こうした社会情勢を背景に、奈良県では2012年に「漢方のメッカ推進協議会」(2024年4月より「漢方推進協議会」)を発足した。県内外の会員との協力により、前段の歴史・文化的な蓄積を活かして薬草の栽培、研究、製品サービス化、販促までの一貫体制の構築に取り組んでいる。
県や大学など研究機関では、食味成分や栄養価等のデータ分析が行われ、研究結果を民間にフィードバックすることで、一事業者ではとてもできない規模の生産から販売販促までを連動させた体制づくりができるようになった。
この取り組みの中で特に栽培や製品化に力を入れている薬草が、大和当帰(やまととうき)・大和橘(やまとたちばな)・黄檗(きはだ 生薬名:オウバク)だ。
生薬として使用される他に、食薬区分上生薬に該当しない部分は食品やアロマ、化粧品、雑貨等に製品化され、暮らしへの取り入れ方と共に提案されている。また五感(視覚・聴覚・嗅覚・触覚・味覚)を薬草など森の恵みで満たすスパやショップなどの施設も人気だ。

THERAなどの奈良発の薬草由来のブランドは都内百貨店のPOP UPでも人気に。
この様な奈良県での活動の視点は未来を向いている。薬草自体、歴史文化を知っていただき暮らしに取り入れていただくことで現在の人々を癒すことはもちろんのこと、この歴史文化や知恵を未来へ紡いでいくことを目的としている。例えば絶滅危惧種であった大和橘は地元で立ち上がった『なら橘プロジェクト推進協議会』の植樹・活用の活動等もあり、現在は“準”絶滅危惧種となっている。他の薬草も同様に、未来の森づくり・人づくりを見据えて官民が連携し活動している。
■世界トレンドのウェルネス、ここにあり

THERA漢方薬草ウェルネスツーリズムの参加者たち。ツアーの一環として奈良を代表する薬草、大和当帰の収穫する。
この様な活動を実際に見聞きしたり、現地で薬草のある時間・ライフスタイルを実際に体験したりするウェルネスツーリズム・アクティビティが人気だ。

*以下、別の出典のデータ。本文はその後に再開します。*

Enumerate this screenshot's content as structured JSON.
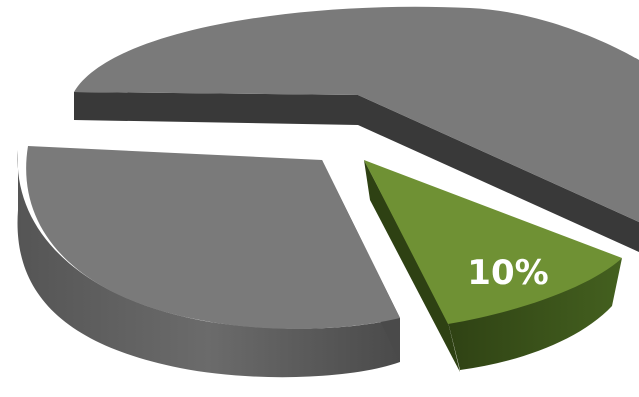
{
  "chart_data": {
    "type": "pie",
    "style": "3d-exploded",
    "slices": [
      {
        "value": 10,
        "label": "10%",
        "color": "#6f9134",
        "side_color": "#3d551c",
        "highlight": true
      },
      {
        "value": 50,
        "label": "",
        "color": "#7a7a7a",
        "side_color": "#3a3a3a",
        "highlight": false
      },
      {
        "value": 40,
        "label": "",
        "color": "#7a7a7a",
        "side_color": "#5f5f5f",
        "highlight": false
      }
    ]
  },
  "labels": {
    "highlight_value": "10%"
  }
}
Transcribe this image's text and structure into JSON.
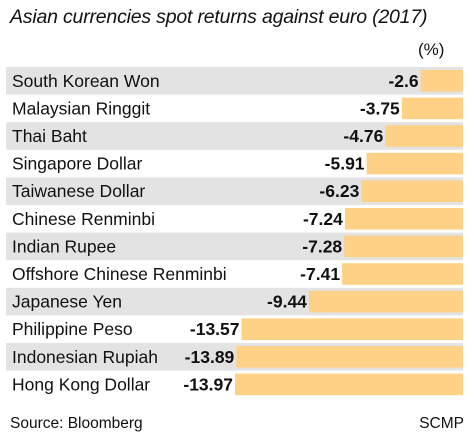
{
  "chart_data": {
    "type": "bar",
    "title": "Asian currencies spot returns against euro (2017)",
    "unit": "(%)",
    "categories": [
      "South Korean Won",
      "Malaysian Ringgit",
      "Thai Baht",
      "Singapore Dollar",
      "Taiwanese Dollar",
      "Chinese Renminbi",
      "Indian Rupee",
      "Offshore Chinese Renminbi",
      "Japanese Yen",
      "Philippine Peso",
      "Indonesian Rupiah",
      "Hong Kong Dollar"
    ],
    "values": [
      -2.6,
      -3.75,
      -4.76,
      -5.91,
      -6.23,
      -7.24,
      -7.28,
      -7.41,
      -9.44,
      -13.57,
      -13.89,
      -13.97
    ],
    "value_labels": [
      "-2.6",
      "-3.75",
      "-4.76",
      "-5.91",
      "-6.23",
      "-7.24",
      "-7.28",
      "-7.41",
      "-9.44",
      "-13.57",
      "-13.89",
      "-13.97"
    ],
    "orientation": "horizontal",
    "bar_color": "#fdd286",
    "band_color": "#e3e3e3",
    "grid": false,
    "legend": "none"
  },
  "footer": {
    "source": "Source: Bloomberg",
    "credit": "SCMP"
  }
}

天災・疫病・戦争等と世界が混沌とする中、平和で治安が良く自然豊かな日本へ癒しを求めて来日する外国人も増えている。世界中で注目され、今後も需要が伸びるとされている“ウェルネス“であるが、それは『自己発見・自己実現』を意味し、豊かで輝く人生(ウェルビーイング)を目標とする。身体・精神・環境・社会的な健康の上に成り立つものだ。
そのウェルネスの場所として奈良を訪れる観光客が増えている。自然との距離感を見直し、暮らし(ライフスタイル)・カルチャー・精神性に触れられる場所、奈良。自然と歴史文化を守り、進化させながらも日々暮らす奈良の人達がいつでもこの地でウェルネスを追求するみなさんを待っている。ようこそ、ウェルネスの聖地奈良へ。